The feminization of Filipino migration benefits the Philippine government  as shown in studies and global trends that women migrant workers send higher remittances than men. This is because women tend to sacrifice more for their family back home, so they work longer hours or double jobs, thus “adding to the reliability of their remittances.” The government of Marcos Sr. and all governments that followed, including the current Marcos,Jr and Duterte regime have cashed in on the collective sorrow, pain,  and heartbreak of migrant mothers and women separated from their loved ones. As the crisis in the Philippines worsens, overseas migrant workers as expected send more remittances home.

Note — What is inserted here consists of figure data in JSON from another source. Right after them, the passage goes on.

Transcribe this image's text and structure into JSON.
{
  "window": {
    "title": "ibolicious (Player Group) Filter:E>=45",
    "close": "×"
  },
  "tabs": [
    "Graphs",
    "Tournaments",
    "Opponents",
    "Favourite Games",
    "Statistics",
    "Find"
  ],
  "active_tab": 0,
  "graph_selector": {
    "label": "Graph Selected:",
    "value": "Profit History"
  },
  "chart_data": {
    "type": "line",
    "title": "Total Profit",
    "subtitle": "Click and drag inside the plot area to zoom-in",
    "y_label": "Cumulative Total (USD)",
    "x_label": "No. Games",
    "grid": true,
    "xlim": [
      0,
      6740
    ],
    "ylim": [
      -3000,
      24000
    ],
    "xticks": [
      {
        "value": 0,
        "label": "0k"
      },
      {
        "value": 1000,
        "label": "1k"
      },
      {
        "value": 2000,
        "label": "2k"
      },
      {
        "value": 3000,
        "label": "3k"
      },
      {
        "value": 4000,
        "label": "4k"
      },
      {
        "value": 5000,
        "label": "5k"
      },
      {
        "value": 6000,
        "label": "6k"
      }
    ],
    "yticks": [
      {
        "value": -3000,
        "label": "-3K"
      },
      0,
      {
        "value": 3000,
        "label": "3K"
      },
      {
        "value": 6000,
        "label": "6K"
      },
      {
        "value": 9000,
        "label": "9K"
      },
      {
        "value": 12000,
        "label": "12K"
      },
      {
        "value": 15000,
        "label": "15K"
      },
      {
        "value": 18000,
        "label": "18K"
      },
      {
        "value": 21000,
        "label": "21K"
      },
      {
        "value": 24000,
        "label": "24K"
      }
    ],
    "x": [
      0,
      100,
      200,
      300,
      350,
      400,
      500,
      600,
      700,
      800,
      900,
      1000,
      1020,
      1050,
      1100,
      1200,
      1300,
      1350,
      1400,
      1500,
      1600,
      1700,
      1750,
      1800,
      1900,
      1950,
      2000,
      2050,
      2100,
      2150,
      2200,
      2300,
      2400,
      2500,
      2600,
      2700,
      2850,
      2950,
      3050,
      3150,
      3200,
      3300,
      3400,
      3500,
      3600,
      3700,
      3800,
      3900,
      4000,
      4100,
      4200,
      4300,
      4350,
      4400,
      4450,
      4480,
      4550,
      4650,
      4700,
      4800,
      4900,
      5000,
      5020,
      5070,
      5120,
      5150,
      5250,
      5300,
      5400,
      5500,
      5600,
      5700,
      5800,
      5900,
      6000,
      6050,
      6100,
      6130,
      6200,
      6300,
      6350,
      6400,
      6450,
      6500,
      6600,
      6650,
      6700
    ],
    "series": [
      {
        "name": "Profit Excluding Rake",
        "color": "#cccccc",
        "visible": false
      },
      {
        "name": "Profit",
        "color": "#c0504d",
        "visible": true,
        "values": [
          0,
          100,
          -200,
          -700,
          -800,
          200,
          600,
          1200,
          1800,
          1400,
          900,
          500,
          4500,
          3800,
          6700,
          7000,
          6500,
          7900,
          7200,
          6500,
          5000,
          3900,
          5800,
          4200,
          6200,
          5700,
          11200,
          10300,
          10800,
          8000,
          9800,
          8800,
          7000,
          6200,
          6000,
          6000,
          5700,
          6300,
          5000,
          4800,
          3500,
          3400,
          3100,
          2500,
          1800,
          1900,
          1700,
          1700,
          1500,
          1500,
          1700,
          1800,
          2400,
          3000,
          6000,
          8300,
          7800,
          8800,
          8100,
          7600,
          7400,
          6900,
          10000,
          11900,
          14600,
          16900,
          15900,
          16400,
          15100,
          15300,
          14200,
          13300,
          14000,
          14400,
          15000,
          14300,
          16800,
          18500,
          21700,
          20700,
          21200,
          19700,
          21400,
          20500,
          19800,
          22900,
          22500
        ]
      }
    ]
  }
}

As Filipino migrant women, we do not forget the sacrifices and struggles of migrant women, including Flor Contemplacion, Juana Tejada, Leticia Sarmiento, and Jullebee Ranara. We remember the courage of Evangeline Cayanan to fight for her right to stay in Canada with her young daughter McKenna Rose. We continue to campaign for amnesty for Mary Jane Veloso who is detained in death row in Indonesia. There are more migrant women and men who are held in prisons abroad who need support, legal help,and consular services so that justice is done.

We continue to fight for migrants’ rights and welfare in our host country, including the stopping of deportations and pushing for an inclusive and just regularization program and the overarching demand of status for all. 

As Filipino overseas workers and as members of Migrante Canada, we hold the Philippine government and its embassies, consulates, Migrant Worker offices, and OWWA accountable for their neglect to protect the rights and welfare of migrant workers. We continue to protest the Philippine government’s state exactions for the OEC, PhilHealth premium, Pag-Ibig, SSS, and others. We demand that the embassies and the consulates provide assistance and support to all distressed migrant workers and their families. On a comprehensive scale, we call for decent jobs at home, not overseas! Genuine Land Reform and National Industrialization!

We carry the spirit of this International Working Women’s Day in the political work that we do every day as Filipino women overseas – that our place is right in the struggle and movement for national and democratic change. We raise our fist to salute all working women, all migrant women on this special day, and with the other hand, we hold up half of the sky.

Solidarity to All Working Women Around the World!

Trabaho sa Pinas, Hindi sa Labas! Jobs at Home, Not Overseas!

End the Labour Export Program (LEP)!

Justice, Livelihood, Freedom and Democracy in the Philippines!